Tenía los dedos en el primer botón de la blusa y le temblaban. Tardó un siglo en empezar a desabrocharse. Botón a botón, sin apartar la vista del suelo, hasta que dejó caer las dos solapas hacia los lados.

Sus pechos eran más grandes y más pesados de lo que yo había imaginado en cualquiera de las noches anteriores. La luz de la ventanita los dividía en dos: una mitad blanca, la otra en sombra. Los pezones, oscuros y duros, se le marcaban como si todavía siguieran apuntando hacia algo concreto.

—Ya está —murmuró, intentando volver a cruzar la blusa—. ¿Contento?

No respondí. Di un paso y le aparté las manos. Cuando se los toqué por primera vez, los noté pesados y calientes, suaves de una manera que no se parecía a nada que hubiera tocado antes. Empecé a masajearlos en círculos lentos, jugando con los pezones entre el pulgar y el índice.

—Dijiste sólo verlos, tramposo —susurró.

Pero no apartó mis manos. Cerró los ojos, echó la cabeza hacia atrás contra la pared y se mordió el labio inferior.

Me incliné y le metí un pezón en la boca. Lo chupé despacio, después con más fuerza, sintiéndolo crecer entre mis labios. Ella se apretó contra mí casi sin querer, con las dos manos sobre mi nuca, y dejó escapar un sonido que era mitad protesta y mitad rendición.

—Ya, Adrián… esto está mal.
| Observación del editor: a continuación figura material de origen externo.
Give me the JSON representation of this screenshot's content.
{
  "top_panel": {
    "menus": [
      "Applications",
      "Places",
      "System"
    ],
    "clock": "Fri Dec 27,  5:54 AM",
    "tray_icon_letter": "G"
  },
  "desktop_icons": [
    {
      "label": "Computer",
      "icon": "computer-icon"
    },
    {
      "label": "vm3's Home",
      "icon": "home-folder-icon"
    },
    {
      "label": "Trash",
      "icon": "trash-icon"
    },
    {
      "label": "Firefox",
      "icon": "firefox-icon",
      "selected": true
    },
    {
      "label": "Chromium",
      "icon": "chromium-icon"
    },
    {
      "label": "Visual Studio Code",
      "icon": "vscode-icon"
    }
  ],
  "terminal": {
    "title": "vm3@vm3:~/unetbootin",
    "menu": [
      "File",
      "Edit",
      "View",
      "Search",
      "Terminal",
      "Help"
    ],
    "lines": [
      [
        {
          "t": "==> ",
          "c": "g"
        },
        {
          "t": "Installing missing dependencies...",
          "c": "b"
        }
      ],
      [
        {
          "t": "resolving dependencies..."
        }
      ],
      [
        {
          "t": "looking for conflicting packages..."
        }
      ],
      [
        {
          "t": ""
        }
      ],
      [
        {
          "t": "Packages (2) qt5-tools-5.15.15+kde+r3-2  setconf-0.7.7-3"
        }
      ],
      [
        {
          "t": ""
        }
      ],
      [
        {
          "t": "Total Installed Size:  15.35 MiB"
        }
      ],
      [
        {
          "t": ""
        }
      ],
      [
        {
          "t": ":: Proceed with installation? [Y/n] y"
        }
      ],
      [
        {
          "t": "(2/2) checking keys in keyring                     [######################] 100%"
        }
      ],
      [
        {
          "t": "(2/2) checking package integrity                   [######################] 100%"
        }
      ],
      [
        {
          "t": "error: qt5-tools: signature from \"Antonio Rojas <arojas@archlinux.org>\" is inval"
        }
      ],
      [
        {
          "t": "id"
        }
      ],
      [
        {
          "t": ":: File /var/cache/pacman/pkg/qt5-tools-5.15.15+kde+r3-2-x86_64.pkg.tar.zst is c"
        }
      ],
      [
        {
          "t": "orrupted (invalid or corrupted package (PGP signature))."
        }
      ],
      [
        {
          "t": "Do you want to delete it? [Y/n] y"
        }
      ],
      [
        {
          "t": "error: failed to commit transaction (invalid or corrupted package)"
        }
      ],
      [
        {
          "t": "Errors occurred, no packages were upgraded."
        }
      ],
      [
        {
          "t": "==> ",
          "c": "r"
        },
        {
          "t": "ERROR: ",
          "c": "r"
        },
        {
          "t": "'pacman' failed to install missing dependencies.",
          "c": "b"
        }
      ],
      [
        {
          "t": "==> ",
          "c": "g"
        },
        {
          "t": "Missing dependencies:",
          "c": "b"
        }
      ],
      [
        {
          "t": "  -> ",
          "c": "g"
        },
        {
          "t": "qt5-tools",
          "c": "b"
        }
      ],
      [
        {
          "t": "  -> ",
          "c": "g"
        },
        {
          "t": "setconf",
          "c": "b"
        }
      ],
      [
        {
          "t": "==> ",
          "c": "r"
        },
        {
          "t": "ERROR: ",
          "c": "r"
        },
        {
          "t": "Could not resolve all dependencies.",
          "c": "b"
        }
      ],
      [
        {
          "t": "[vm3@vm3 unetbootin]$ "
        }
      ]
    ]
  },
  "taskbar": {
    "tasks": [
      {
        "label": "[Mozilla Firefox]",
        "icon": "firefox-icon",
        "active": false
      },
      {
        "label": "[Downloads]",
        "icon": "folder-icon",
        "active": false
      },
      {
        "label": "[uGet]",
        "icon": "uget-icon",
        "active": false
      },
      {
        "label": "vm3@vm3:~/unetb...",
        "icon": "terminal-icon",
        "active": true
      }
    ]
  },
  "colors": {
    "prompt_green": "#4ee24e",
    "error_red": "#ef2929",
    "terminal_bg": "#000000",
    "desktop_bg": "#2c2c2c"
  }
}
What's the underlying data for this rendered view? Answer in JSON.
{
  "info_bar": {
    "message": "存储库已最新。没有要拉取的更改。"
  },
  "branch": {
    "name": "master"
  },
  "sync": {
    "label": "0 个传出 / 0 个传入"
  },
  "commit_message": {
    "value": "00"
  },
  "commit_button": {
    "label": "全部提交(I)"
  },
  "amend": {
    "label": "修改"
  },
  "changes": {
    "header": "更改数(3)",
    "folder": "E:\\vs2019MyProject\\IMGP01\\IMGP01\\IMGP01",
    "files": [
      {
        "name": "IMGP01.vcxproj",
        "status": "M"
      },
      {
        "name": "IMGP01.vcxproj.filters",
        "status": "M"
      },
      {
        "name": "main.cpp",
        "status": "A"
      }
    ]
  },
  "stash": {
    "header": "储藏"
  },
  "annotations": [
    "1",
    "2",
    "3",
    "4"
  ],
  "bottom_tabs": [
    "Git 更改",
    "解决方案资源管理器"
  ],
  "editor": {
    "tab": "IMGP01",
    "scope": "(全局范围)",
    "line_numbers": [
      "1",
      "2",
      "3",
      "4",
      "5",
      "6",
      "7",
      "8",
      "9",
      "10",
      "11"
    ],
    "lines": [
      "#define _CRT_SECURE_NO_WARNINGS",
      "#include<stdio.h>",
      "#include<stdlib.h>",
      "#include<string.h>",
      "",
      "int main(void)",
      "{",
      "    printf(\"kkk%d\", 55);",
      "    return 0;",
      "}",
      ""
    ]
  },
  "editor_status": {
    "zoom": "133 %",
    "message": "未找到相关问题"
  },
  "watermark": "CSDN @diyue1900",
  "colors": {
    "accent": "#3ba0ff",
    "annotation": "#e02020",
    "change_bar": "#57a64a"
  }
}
Me estoy poniendo muy mal.

Bajé una mano hasta el centro de los vaqueros y empujé con la palma. La tela ya estaba caliente. Empecé a frotar despacio, con círculos amplios, presionando justo donde notaba que se le hinchaba todo.

—¡Adrián…! Eso no.

Pero sus caderas ya empujaban contra mi mano.

Le desabroché el pantalón con dedos torpes y le bajé la cremallera. Metí la mano por debajo de la ropa interior y la encontré empapada, los labios separados, el clítoris tan hinchado que casi se podía agarrar entre dos dedos. Empecé a frotárselo en círculos firmes y rápidos.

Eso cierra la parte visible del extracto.